Szasz – The Myth of Mental Illness

MMI CoverAdams, W. A. (2011). Words Matter: The Legacy of Thomas Szasz
[Review of the book, The Myth of Mental Illness: Foundations of a Personal Theory of Conduct, 50th Anniversary Edition]. PsycCRITIQUES – Contemporary Psychology: APA Review of Books, March 9, 2011 (56), Release 10, Article 8.

Spring fever is not really a fever, homesickness is not really sickness, and mental illness is not really illness.  That’s the argument of Thomas Szasz, professor emeritus of psychiatry at the State University of New York in Syracuse.  He has been repeating and elaborating that message since publication of his iconoclastic book, The Myth of Mental Illness (Szasz, 1961).Szasz does not deny that some people have serious psychological problems.  But there are so many difficulties with the term, the concept, and the psychiatric approach to “mental illness” that he wants no part of it.

The new preface in this 50th anniversary edition is a succinct yet lively summary of Szasz’s position, and could serve as a standalone introduction to his ideas, attitudes, and bombastic style. He asserts, “The claim that ‘mental illnesses are diagnosable disorders of the brain’ is not based on scientific research; it is a lie, an error, or a naive revival of the somatic premise of the long-discredited humoral theory of disease” (p. xii).  Szaszian rhetoric does not countenance qualification, accommodation, or counterargument:  those who disagree are naïve, mistaken, or  liars.

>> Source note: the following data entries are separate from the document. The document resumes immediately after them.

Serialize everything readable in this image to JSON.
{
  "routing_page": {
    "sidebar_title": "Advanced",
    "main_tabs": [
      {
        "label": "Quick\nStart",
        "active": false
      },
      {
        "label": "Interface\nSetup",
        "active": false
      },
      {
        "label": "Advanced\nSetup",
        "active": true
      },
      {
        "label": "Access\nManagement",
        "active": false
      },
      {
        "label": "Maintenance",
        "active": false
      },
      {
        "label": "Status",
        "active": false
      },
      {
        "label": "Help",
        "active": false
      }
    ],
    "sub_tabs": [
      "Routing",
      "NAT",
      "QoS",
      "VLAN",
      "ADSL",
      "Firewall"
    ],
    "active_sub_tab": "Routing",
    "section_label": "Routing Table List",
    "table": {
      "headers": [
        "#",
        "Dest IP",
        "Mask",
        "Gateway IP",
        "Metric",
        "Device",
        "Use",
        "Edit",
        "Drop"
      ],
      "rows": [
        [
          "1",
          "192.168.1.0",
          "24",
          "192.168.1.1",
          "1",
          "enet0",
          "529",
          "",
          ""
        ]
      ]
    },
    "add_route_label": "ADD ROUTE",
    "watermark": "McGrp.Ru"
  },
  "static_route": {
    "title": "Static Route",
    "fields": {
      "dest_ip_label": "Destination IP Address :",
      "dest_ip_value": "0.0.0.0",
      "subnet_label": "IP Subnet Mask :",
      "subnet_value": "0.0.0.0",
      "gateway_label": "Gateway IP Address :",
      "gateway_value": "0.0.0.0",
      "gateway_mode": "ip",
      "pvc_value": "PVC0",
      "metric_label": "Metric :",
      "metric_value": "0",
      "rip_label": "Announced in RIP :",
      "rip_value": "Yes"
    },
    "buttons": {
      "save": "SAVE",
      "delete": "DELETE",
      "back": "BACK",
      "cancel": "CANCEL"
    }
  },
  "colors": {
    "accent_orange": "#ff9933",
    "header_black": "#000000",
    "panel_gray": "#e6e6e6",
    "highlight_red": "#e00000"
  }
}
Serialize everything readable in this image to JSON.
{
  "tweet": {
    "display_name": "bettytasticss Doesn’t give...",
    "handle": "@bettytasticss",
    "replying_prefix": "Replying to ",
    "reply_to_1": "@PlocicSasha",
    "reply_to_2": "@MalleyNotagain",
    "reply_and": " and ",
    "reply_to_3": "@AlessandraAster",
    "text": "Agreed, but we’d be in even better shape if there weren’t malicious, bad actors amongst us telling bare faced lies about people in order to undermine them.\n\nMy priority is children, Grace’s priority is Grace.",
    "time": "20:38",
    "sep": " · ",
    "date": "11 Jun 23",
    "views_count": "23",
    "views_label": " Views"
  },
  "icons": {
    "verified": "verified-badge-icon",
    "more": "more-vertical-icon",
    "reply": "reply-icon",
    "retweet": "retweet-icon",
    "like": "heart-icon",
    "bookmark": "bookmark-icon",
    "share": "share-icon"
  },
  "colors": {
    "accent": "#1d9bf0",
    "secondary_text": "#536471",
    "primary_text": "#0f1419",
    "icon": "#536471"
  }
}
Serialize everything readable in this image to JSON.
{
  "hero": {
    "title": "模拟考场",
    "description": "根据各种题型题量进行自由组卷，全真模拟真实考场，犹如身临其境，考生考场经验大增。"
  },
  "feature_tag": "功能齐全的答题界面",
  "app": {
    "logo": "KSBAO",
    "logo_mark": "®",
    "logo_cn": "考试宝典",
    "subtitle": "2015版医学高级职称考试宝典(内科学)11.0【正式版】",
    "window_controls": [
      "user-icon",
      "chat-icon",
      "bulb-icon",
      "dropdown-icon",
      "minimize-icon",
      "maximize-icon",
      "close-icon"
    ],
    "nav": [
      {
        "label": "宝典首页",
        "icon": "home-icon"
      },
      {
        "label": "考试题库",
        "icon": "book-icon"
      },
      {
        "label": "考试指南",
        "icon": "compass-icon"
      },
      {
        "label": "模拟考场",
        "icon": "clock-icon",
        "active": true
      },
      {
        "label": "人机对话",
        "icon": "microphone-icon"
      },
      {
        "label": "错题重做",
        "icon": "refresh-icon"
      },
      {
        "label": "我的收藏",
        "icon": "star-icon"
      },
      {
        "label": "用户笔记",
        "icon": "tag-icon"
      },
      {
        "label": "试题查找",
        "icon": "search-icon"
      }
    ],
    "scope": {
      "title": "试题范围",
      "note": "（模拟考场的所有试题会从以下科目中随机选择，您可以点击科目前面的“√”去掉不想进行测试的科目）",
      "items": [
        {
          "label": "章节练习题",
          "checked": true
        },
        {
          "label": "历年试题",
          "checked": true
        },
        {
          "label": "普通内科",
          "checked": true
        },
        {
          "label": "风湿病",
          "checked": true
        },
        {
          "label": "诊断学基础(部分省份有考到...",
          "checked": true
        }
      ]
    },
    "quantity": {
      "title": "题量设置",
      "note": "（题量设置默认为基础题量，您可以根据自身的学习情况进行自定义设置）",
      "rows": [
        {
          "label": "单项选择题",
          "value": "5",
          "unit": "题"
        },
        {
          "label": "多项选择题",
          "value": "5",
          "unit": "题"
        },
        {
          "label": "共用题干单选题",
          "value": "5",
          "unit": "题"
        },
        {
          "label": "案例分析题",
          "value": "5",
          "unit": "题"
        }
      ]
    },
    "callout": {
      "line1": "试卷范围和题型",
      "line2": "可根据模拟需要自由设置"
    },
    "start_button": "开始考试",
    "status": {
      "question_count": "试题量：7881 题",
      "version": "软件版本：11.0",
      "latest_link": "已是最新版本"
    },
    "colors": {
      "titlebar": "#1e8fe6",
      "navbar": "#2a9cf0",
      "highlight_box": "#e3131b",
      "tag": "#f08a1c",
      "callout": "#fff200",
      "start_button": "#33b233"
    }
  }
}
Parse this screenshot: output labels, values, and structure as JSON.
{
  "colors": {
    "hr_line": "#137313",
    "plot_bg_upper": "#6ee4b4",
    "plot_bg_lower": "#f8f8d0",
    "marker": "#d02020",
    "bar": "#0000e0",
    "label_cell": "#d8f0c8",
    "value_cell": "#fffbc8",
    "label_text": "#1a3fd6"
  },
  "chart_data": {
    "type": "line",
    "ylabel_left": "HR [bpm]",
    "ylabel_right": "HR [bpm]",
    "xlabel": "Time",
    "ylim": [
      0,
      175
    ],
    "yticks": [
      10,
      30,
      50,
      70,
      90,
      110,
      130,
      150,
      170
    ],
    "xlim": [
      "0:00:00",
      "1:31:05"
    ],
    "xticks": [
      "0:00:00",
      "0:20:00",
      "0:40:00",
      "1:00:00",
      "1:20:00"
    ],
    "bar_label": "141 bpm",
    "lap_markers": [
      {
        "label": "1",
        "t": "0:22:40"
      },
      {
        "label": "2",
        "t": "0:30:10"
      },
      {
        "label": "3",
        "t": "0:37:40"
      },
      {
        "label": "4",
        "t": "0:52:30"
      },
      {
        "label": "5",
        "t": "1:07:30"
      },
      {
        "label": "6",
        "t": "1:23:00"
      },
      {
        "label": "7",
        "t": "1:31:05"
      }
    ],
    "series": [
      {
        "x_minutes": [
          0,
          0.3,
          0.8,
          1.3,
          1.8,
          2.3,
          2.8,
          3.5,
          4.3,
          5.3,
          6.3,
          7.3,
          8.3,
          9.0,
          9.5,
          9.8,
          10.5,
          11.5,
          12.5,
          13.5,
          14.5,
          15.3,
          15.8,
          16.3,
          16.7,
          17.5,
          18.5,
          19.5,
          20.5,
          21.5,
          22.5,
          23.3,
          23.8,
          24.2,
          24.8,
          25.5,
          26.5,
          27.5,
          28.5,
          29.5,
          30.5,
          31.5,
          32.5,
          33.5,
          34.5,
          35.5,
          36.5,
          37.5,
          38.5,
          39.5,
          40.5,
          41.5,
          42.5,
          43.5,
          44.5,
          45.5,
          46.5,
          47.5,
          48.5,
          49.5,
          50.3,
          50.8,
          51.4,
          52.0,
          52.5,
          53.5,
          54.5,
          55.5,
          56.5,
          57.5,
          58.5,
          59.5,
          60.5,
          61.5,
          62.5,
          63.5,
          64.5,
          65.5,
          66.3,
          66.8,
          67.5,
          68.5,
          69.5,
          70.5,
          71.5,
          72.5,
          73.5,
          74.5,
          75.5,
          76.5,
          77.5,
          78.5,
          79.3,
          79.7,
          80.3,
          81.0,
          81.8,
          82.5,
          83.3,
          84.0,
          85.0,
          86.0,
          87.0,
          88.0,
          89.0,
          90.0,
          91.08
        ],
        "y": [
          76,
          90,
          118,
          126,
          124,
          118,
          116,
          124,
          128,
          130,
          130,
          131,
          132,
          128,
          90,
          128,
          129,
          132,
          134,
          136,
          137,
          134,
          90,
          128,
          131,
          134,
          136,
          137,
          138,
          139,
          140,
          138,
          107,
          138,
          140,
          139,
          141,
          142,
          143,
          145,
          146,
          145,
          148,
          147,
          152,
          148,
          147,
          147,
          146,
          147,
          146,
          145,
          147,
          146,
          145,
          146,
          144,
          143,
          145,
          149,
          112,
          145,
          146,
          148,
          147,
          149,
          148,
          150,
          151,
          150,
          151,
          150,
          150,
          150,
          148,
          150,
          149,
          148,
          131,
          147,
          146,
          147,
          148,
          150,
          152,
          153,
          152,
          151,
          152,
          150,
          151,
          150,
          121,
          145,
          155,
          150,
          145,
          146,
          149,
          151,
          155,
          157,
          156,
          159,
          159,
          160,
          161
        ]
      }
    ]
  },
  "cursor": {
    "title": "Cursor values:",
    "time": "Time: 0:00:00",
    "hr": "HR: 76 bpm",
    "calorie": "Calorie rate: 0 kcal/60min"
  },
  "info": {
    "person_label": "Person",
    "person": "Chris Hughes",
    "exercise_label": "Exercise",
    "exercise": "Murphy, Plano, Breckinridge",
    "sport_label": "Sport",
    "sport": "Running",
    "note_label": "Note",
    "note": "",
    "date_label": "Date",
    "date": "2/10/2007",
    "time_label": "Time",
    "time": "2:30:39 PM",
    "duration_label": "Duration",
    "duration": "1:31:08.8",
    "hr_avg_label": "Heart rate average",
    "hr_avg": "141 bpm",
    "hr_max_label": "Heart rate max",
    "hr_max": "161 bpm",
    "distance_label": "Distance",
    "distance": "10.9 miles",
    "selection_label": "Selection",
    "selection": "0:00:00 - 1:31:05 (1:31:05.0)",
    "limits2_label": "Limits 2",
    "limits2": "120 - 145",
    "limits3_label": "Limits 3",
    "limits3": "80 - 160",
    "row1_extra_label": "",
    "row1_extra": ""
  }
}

A pugnacious style can be entertaining, but Szasz makes numerous rhetorical errors that seriously detract from important points he wants to make, errors such as circular arguments and unbalanced presentation of evidence. He rejects all behavioral evidence of illness, for example. If there is no demonstrated physical pathology, there is no illness, period.  That oversimplification leads to implausible claims, such as, since there is no clear biological determinant of schizophrenia, it is merely an unusual belief system, not a mental illness (p. 279).

Nevertheless, if a reader can get past Szasz’s hyperbolic and polemical style to his core ideas, it becomes apparent that his legacy includes at least four important contributions.

1. Szasz first warned of the dehumanization and negative consequences of labeling mere “problems of living” as “mental illness.” Today, creeping medicalization and pathologizing of everyday life are recognized.

2.  Szasz spoke out against psychiatry’s use of coercive force against people in personal distress.  Today there are much stricter legal safeguards around involuntary psychiatric commitment, and better-defined criteria for the legal “insanity” defense.

3.  Szasz was one of the first psychiatrists to challenge the diagnosis of homosexuality as a mental illness.  His unrelenting attacks on the assumptions of psychiatric diagnoses have led to greater awareness of the distinction between scientific categories and social prejudice.

4.  Szasz has been a champion for individual rights in psychiatry.  People should be free to choose or decline psychiatric care at any time, he argued.  Psychiatry and psychology are now more aware of individuals’ rights than they were fifty years ago, thanks in part to Szasz’s writings.